Par Mahaman L. Gaya
Expert en énergie et pétrole
Ancien Ministre au Niger
Transition énergétique dictée, ressources en otage, prix du sang et de la dette. L’Afrique face à un néocolonialisme ?
Du Nigeria au Soudan, de la République démocratique du Congo à la Libye, les conflits sont nourris par la lutte pour les ressources extractives.
Le terrorisme au Sahel, les conflits au Soudan et dans l’Est de la RD Congo ? Une aubaine pour justifier les interventions étrangères et sécuriser les convois miniers et énergétiques.
Les populations paient le tribut : des milliers de morts, des millions de déplacés, des économies ruinées. Pendant ce temps, les multinationales signent des contrats léonins sous protection militaire ; c’est la ‘’malédiction des ressources‘’ version impérialiste : l’abondance qui appauvrit.

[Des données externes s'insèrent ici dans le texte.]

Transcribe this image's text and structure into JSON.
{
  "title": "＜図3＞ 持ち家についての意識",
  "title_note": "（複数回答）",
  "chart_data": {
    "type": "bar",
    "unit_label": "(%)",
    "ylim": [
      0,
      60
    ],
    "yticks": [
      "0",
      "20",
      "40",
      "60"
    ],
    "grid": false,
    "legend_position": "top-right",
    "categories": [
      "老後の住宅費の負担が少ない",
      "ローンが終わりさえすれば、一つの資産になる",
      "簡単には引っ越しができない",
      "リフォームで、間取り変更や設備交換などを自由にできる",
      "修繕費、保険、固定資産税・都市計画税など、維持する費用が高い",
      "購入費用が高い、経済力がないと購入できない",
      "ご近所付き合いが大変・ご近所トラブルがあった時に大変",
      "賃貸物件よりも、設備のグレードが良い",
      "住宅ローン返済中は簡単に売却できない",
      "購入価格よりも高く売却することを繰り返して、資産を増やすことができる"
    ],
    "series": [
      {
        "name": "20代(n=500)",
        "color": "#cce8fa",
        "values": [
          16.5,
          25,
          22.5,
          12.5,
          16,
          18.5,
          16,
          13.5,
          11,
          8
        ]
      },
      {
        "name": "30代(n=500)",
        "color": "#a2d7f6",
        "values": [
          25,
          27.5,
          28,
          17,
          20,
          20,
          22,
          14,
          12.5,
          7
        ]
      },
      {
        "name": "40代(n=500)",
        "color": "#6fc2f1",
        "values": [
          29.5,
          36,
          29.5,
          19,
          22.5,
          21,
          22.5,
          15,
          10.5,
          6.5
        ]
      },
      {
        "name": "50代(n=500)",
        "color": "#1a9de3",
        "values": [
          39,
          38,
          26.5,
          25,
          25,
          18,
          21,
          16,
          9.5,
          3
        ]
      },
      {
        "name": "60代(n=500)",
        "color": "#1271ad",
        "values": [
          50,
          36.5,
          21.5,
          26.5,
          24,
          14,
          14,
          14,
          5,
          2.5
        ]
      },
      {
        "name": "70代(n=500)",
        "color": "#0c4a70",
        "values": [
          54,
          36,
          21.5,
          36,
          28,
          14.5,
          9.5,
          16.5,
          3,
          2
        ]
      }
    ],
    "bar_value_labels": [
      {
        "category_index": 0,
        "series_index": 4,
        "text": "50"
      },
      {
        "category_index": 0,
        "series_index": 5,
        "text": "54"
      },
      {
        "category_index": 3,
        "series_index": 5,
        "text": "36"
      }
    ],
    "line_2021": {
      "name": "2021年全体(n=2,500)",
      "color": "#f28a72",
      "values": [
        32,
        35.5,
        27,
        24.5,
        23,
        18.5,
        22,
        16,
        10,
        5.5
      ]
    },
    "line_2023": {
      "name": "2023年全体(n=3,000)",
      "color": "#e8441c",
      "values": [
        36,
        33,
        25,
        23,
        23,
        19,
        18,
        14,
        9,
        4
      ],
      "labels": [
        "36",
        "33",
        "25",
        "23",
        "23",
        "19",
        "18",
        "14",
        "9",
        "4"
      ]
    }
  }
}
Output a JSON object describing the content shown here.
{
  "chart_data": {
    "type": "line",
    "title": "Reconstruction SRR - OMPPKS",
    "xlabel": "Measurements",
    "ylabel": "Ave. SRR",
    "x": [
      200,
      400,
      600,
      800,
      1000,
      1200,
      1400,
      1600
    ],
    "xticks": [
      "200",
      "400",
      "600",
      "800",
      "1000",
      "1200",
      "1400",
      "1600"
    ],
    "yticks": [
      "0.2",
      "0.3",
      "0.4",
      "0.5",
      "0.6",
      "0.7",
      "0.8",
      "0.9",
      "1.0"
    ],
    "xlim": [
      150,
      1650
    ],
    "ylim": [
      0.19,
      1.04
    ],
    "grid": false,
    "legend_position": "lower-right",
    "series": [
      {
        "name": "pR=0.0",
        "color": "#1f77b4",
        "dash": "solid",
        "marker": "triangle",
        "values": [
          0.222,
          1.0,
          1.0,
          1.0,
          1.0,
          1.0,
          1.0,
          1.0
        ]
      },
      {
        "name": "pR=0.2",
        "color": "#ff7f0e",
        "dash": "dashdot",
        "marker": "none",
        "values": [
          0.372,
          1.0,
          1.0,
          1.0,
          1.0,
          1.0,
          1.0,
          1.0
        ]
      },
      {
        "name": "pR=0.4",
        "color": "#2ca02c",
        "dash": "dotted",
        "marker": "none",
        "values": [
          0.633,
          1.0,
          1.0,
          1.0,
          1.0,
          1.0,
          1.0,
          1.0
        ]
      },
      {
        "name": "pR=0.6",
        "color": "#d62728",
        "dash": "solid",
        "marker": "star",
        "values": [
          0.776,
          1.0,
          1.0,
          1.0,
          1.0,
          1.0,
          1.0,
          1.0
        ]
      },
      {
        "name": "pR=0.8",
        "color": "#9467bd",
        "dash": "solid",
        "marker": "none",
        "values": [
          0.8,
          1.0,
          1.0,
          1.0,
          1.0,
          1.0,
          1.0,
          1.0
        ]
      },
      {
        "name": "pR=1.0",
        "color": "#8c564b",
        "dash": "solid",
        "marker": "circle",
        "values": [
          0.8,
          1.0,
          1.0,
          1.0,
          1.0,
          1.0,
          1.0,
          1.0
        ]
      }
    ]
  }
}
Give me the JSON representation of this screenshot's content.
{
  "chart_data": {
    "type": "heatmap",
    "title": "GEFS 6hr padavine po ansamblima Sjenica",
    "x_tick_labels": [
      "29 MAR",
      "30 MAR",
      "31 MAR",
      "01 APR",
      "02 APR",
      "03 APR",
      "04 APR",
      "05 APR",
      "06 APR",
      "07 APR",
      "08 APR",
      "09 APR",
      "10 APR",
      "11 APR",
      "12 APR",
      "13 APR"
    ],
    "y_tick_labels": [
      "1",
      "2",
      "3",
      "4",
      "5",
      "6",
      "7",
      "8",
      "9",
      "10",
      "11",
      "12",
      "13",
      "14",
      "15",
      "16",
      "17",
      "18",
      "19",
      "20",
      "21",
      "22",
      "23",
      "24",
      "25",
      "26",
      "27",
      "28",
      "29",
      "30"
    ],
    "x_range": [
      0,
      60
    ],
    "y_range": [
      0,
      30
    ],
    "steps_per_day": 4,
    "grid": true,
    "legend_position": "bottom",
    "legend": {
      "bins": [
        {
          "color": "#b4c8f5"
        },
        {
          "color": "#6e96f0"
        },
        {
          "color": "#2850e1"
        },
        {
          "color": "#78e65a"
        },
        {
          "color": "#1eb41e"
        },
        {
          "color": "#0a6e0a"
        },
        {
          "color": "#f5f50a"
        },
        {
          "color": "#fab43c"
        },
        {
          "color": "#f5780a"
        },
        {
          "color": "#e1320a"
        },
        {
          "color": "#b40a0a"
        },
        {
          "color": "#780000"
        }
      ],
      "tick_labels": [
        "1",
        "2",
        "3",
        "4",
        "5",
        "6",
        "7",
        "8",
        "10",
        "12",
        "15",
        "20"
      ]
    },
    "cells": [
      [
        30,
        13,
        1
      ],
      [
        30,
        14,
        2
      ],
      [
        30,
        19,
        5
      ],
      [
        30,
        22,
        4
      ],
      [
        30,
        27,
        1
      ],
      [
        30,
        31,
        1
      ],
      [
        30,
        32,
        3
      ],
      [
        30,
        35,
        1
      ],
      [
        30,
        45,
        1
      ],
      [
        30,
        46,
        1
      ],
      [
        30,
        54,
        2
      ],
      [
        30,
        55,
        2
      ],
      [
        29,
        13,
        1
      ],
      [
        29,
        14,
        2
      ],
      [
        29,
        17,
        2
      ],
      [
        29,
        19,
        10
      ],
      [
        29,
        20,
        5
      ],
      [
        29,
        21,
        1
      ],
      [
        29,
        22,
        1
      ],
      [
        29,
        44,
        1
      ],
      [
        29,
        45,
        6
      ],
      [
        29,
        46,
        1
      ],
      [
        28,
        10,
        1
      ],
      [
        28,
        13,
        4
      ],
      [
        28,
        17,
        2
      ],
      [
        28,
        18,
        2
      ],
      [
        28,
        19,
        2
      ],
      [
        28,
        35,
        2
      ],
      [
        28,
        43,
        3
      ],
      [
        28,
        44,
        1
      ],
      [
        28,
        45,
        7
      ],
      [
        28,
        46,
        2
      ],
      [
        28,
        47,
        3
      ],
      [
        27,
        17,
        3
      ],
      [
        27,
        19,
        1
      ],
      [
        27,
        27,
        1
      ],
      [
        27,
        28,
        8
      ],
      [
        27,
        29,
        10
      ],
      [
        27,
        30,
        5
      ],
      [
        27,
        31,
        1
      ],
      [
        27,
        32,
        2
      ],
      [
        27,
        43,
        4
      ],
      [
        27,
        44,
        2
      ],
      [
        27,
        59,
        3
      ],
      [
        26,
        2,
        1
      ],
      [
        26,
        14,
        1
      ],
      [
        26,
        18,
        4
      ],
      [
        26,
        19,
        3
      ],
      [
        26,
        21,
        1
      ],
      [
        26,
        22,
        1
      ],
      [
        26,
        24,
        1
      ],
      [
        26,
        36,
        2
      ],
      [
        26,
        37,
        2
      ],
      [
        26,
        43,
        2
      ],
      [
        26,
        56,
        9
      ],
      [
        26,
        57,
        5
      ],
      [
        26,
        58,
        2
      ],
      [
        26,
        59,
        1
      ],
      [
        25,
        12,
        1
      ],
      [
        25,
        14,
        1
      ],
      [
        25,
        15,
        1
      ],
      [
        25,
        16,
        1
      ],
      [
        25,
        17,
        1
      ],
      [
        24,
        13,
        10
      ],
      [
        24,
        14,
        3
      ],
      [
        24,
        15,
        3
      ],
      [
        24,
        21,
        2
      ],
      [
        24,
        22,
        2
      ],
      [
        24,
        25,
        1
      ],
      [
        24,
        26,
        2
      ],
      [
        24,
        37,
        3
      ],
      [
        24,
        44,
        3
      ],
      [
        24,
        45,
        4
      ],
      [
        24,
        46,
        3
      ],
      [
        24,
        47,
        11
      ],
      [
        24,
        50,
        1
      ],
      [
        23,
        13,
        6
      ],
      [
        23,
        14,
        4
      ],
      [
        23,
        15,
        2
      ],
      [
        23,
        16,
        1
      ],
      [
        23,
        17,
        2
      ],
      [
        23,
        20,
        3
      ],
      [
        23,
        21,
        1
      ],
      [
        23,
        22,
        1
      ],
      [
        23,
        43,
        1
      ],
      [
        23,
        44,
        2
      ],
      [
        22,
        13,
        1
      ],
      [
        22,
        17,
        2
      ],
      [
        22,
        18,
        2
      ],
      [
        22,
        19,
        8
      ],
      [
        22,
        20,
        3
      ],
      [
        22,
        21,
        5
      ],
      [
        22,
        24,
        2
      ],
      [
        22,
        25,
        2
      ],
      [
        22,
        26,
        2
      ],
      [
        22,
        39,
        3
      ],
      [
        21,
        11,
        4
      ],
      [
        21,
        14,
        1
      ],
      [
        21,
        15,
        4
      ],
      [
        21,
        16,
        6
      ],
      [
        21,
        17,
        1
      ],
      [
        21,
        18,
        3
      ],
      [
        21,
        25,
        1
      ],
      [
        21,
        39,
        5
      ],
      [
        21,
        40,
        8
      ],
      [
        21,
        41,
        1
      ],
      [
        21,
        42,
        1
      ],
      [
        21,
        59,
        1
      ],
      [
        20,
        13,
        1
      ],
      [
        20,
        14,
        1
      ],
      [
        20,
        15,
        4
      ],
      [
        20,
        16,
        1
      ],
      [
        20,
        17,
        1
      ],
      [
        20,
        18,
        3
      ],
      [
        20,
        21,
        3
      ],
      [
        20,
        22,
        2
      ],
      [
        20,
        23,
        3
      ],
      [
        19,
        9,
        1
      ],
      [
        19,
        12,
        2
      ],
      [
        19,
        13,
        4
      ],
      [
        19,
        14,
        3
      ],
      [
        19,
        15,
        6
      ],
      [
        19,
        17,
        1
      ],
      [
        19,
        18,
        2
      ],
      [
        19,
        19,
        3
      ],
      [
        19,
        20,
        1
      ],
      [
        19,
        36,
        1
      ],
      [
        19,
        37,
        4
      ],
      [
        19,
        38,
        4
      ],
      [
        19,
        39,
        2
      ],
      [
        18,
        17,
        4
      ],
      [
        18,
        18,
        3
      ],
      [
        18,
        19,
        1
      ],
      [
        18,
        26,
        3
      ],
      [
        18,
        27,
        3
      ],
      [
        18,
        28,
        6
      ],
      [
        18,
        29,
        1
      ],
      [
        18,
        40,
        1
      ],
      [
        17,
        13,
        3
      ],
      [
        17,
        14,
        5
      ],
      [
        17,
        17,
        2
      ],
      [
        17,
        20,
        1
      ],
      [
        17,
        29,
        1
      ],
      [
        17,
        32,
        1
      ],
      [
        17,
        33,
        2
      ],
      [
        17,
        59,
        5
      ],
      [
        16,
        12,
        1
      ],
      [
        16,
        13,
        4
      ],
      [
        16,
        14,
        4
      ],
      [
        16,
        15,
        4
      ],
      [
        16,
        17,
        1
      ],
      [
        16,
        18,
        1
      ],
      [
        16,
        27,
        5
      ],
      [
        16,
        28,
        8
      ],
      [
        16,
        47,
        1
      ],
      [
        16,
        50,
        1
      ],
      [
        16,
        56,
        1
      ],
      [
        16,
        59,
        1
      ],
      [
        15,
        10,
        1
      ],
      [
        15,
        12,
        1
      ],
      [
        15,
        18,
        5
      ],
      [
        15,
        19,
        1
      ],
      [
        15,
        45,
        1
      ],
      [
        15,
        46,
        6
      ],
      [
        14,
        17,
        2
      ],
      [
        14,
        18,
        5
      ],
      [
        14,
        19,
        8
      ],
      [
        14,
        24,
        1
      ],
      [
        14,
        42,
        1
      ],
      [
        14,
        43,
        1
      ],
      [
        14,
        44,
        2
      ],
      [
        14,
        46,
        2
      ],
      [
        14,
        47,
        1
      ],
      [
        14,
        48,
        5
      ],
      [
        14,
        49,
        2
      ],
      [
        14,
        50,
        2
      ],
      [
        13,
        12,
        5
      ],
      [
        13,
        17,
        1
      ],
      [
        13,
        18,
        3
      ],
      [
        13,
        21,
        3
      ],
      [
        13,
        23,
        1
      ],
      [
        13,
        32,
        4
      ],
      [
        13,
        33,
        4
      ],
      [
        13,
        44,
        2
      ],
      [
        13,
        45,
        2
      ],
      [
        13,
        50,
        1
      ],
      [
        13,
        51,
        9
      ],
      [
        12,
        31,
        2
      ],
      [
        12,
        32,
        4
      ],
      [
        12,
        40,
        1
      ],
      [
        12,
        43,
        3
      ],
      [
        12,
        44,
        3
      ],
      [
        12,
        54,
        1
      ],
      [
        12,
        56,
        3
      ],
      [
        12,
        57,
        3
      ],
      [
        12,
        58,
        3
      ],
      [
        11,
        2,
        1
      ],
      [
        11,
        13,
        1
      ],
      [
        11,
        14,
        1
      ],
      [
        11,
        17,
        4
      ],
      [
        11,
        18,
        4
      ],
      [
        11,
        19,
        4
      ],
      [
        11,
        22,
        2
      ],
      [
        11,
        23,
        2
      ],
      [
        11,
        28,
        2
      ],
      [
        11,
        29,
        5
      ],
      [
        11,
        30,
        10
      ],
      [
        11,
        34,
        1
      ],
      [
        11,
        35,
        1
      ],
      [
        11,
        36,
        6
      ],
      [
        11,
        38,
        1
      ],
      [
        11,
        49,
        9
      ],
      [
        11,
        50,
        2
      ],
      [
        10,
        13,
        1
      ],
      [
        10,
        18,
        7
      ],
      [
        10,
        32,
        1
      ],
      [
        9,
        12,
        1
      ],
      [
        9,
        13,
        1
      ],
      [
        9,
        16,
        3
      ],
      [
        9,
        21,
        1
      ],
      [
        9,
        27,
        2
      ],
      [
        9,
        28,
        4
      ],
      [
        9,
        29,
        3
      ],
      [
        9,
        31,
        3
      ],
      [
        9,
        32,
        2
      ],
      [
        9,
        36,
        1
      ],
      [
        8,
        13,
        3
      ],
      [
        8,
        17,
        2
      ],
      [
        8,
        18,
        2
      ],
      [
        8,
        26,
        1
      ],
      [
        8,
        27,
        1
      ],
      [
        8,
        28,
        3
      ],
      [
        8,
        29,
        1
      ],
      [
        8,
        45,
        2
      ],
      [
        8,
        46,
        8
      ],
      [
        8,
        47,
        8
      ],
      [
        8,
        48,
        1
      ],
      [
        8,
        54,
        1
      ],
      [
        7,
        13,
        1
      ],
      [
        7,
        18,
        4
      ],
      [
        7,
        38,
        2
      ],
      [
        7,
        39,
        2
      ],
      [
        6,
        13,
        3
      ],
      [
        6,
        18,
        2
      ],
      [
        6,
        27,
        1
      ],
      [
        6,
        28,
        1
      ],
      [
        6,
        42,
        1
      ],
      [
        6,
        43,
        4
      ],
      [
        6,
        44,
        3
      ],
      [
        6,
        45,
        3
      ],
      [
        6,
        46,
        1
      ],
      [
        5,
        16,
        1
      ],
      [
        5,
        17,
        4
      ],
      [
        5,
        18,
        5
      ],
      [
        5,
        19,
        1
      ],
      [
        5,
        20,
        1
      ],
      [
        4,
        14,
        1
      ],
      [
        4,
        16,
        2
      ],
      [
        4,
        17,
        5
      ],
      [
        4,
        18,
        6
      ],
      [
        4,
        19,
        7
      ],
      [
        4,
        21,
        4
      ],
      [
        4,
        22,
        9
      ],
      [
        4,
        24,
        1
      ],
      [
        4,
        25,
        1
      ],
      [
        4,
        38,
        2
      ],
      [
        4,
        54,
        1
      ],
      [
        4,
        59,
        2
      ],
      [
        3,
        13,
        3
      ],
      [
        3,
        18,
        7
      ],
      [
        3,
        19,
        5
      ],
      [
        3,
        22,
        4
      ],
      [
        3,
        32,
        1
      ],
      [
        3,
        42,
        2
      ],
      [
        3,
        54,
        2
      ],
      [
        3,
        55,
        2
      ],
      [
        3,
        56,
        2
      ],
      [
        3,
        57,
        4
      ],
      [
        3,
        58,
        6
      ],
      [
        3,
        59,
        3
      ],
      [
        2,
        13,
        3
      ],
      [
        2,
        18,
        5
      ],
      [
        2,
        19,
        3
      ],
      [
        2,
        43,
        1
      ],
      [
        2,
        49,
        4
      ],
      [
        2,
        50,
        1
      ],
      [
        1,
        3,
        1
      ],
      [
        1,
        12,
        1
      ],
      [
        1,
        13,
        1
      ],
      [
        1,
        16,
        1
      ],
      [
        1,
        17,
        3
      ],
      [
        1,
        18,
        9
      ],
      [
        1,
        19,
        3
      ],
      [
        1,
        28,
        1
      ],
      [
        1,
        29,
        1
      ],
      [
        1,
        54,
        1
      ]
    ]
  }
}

Le piège énergétique mondial : transition verte et dette, nouveaux outils de domination
L’impérialisme se modernise.
La fausse promesse de la transition énergétique imposée
L’Occident impose une ‘’transition verte‘’ qui sert d’abord ses intérêts.
L’Afrique doit abandonner ses hydrocarbures (qu’elle n’a même pas le droit de raffiner) pour des panneaux solaires et des éoliennes… fabriqués en Chine ou en Europe, financés par des prêts odieux (Groupe de la Banque Mondiale, Union Européenne,…). Résultat : dépendance technologique accrue et dette éternelle.
La guerre au Moyen-Orient en 2026 a fait flamber les prix énergétiques ; l’Afrique, otage, subit des pénuries sans pouvoir profiter de ses propres réserves.
C’est le piège : on nous vend la ‘’durabilité‘’ pendant qu’on nous vole nos ressources critiques (cobalt, lithium, uranium) pour les batteries et les centrales nucléaires occidentales.
Le piège de la dette : FMI et Banque mondiale comme gendarmes du système
Les institutions de Bretton-Woods imposent austérité, privatisation et ouverture des marchés.
Les subventions énergétiques sont démantelées au nom de la ‘’bonne gouvernance‘’, aggravant la misère populaire.
La dette explose : service de la dette qui dévore les budgets, impossibilité d’investir dans des infrastructures souveraines. C’est le néocolonialisme financier : on endette pour mieux contrôler.
L’Afrique paie trois fois : en ressources pillées, en souveraineté perdue et en souffrances sociales.